In Southeast Asia, a Vietnamese passport is only more powerful than Laos (92nd) and Myanmar (95th), which have visa free access to 49 and 46 destinations respectively.
The index ranks passports of 200 countries and territories in the world based on data from the International Air Transport Association, which maintains the world’s largest and most comprehensive database of travel information.
The region’s biggest economy, Indonesia, has risen two places to 73rd in this updated ranking with 70 visa-free destinations while Malaysia jumped one place to 12th with visa free access to 177 countries and territories.
Thailand has seen a jump in its global ranking to 66th, up four places.

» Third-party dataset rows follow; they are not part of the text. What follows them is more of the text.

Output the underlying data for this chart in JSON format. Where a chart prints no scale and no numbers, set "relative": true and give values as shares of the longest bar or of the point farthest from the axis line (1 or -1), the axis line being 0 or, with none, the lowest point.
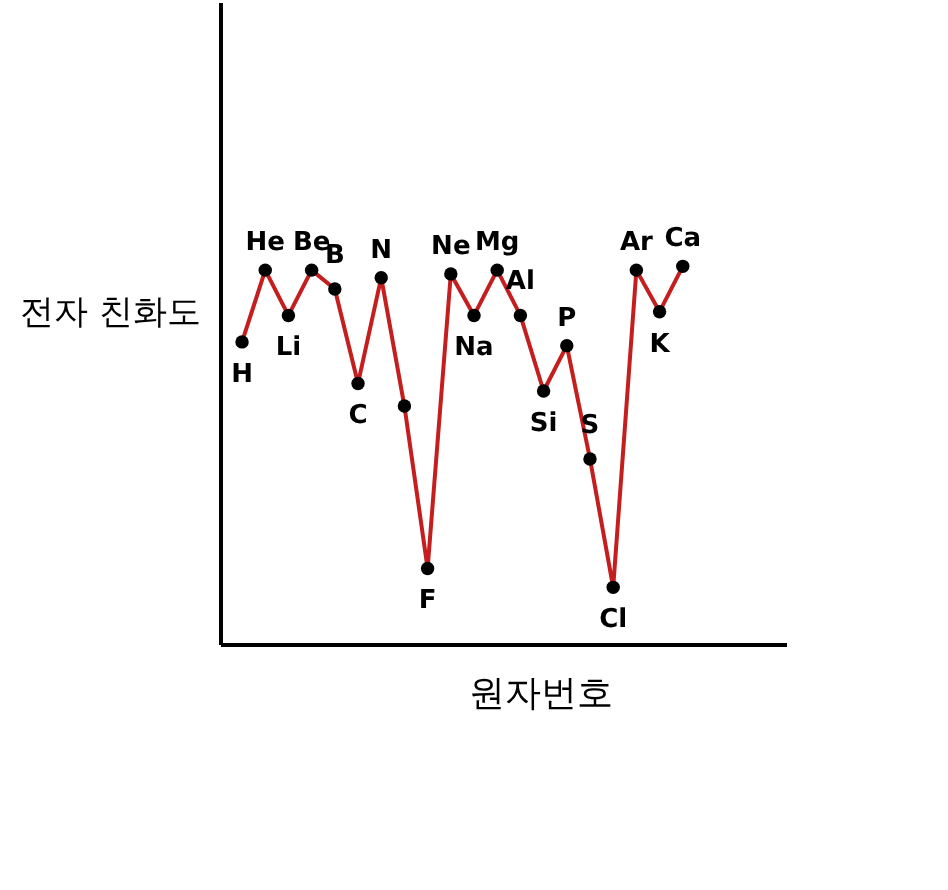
{
  "chart_data": {
    "type": "line",
    "xlabel": "원자번호",
    "ylabel": "전자 친화도",
    "relative": true,
    "marker": "circle",
    "categories": [
      "H",
      "He",
      "Li",
      "Be",
      "B",
      "C",
      "N",
      null,
      "F",
      "Ne",
      "Na",
      "Mg",
      "Al",
      "Si",
      "P",
      "S",
      "Cl",
      "Ar",
      "K",
      "Ca"
    ],
    "series": [
      {
        "color": "#c41e1e",
        "values": [
          0.8,
          0.99,
          0.87,
          0.99,
          0.94,
          0.69,
          0.97,
          0.63,
          0.2,
          0.98,
          0.87,
          0.99,
          0.87,
          0.67,
          0.79,
          0.49,
          0.15,
          0.99,
          0.88,
          1.0
        ]
      }
    ]
  }
}
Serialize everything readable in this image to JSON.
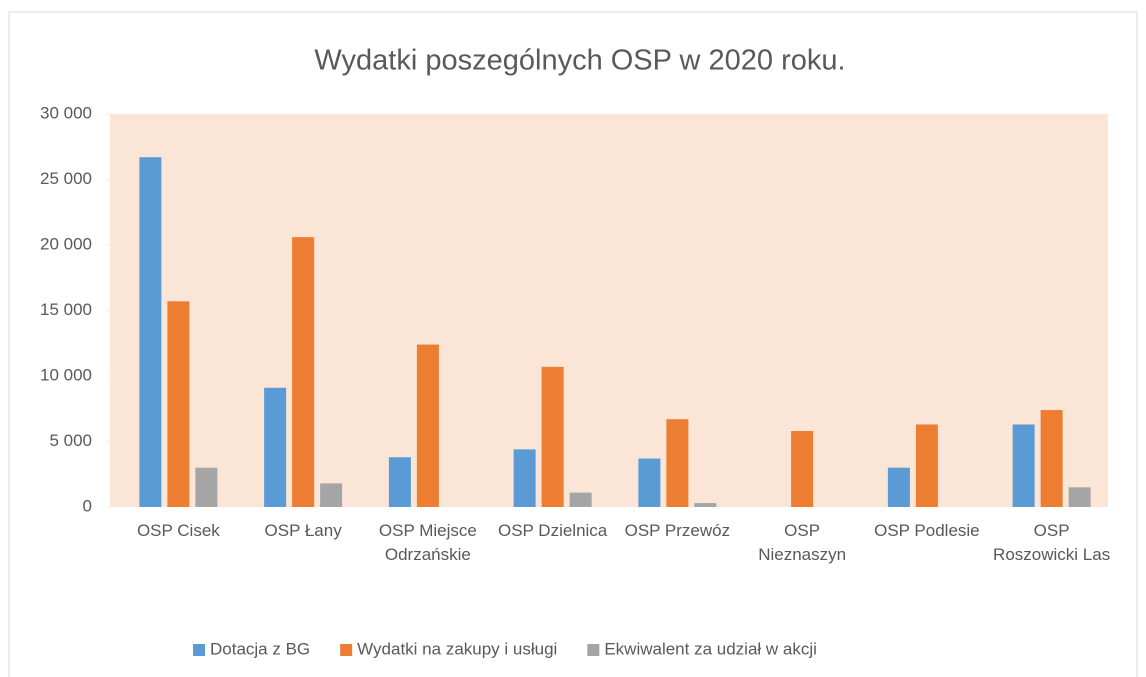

Thais can now travel to 77 countries and territories without applying for a visa, slightly higher than Filipinos (77th) and Cambodians (88th), who have similar access to 65 and 53 destinations respectively.
Singapore and Japan have the most powerful passports in the world, with their citizens able to visit 190 countries and territories without applying for a visa.
South Korea, Germany and Finland ranked second, with citizens having visa-free access to 188 destinations.
Three countries – Denmark, Italy and Luxembourg shared the third place, with their citizens able to visit 187 countries and territories without applying for a visa. France, Sweden and Spain came in fourth.
With the Donald Trump administration pursuing a hostile immigration policy, the U.S. has lost its throne as the most powerful passport in the world to share sixth position with Norway, Switzerland, the U.K., Canada, Belgium, Ireland and Greece.
The world’s weakest passports come from poor countries mired in conflict like Syria, Somalia, Iraq, Pakistan and Afghanistan. Passport holders from these nations can only visit between 32 and 39 other countries without visas.
“Countries that have higher visa scores also rank higher in economic freedom, especially in investment, financial, and business freedom,” Christian H. Kalin, group chairman of Henley & Partners, said in a statement.
He said the growing trend towards visa openness is unlikely to slow down. Overall, 2019 looks set to hold “some surprises in the travel freedom space as more countries and citizens embrace the benefits of global mobility,” he said.